I received my Fantasy Index Magazine, and have been devouring it! But I'm puzzled. In the defense section, the teams don't seem to match the actual "Cheat Sheet" list. What am I not seeing.? (Example: TB: #1 & #3. Balt: #8 & #2. NE: # 7 & #14? To just mention a few.
Joe Van Koevering (St Petersburg, FL)
The writeups on the defenses begin on page 87. They assume the scoring system of 6 points for touchdowns (including both defense and special teams), 2 points for each takeaway and 1 point for each sack. Those rankings are summarized on page 26 (the “Standard” version of the Cheat Sheet.

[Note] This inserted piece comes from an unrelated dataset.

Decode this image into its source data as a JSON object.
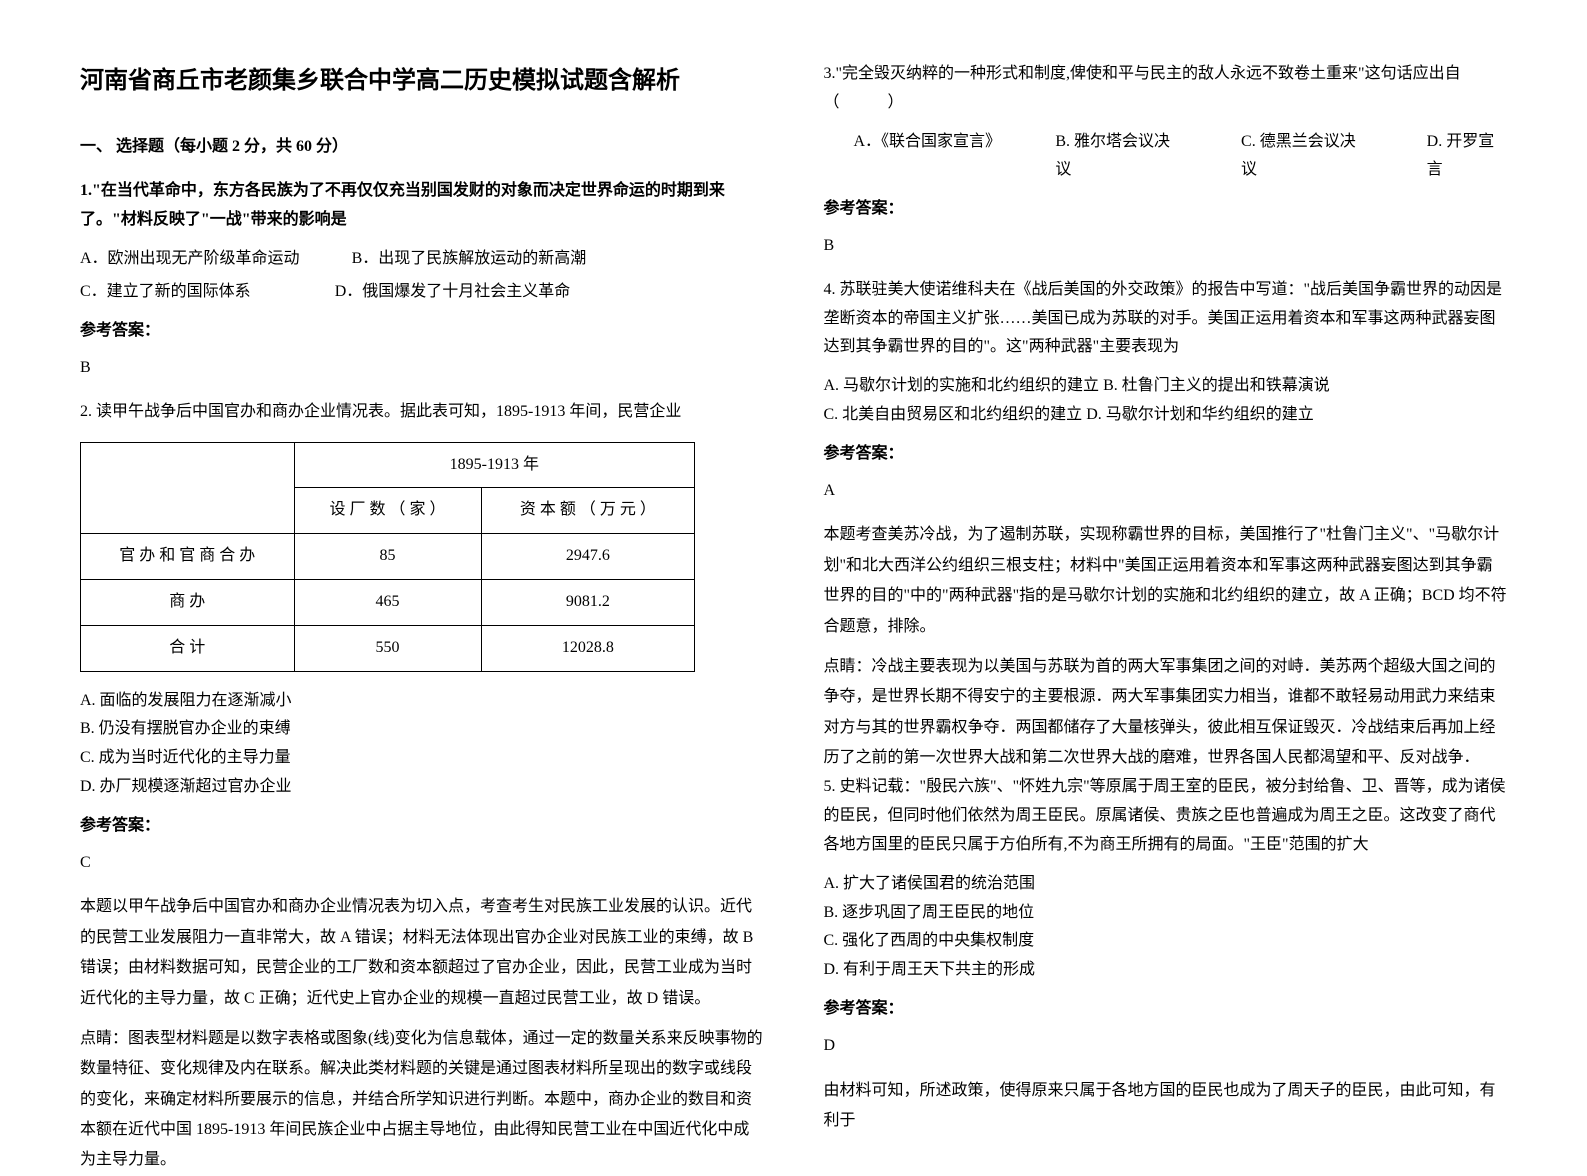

There are also other Cheat Sheets, and the rankings are different on each of them. For the PPR page, there’s also a scoring component, with a score of 0-12 each week for how many points the defense allows (if it allows 24 points, it would receive nothing; 22 points would earn 1 point, 19 points allowed would equal 2.5 points, and so on). And for the TD-only Cheat Sheet, they’re ranked solely on their ability to score touchdowns. Here, the thought is that you’ll choose the Cheat Sheet where the scoring system matches your league.
Andy doesn’t actually “rank the defenses”. Instead, he goes in each week and decides on a forecast in various stat categories – points allowed, sacks, fumble recoveries, interceptions, defensive touchdowns, kick-return touchdowns, and rushing and passing yards allowed. The ordering of the defenses is then determined by the scoring system. If you don’t see one that matches your league, you can plug in your own format using the “custom rankings” tool at the website.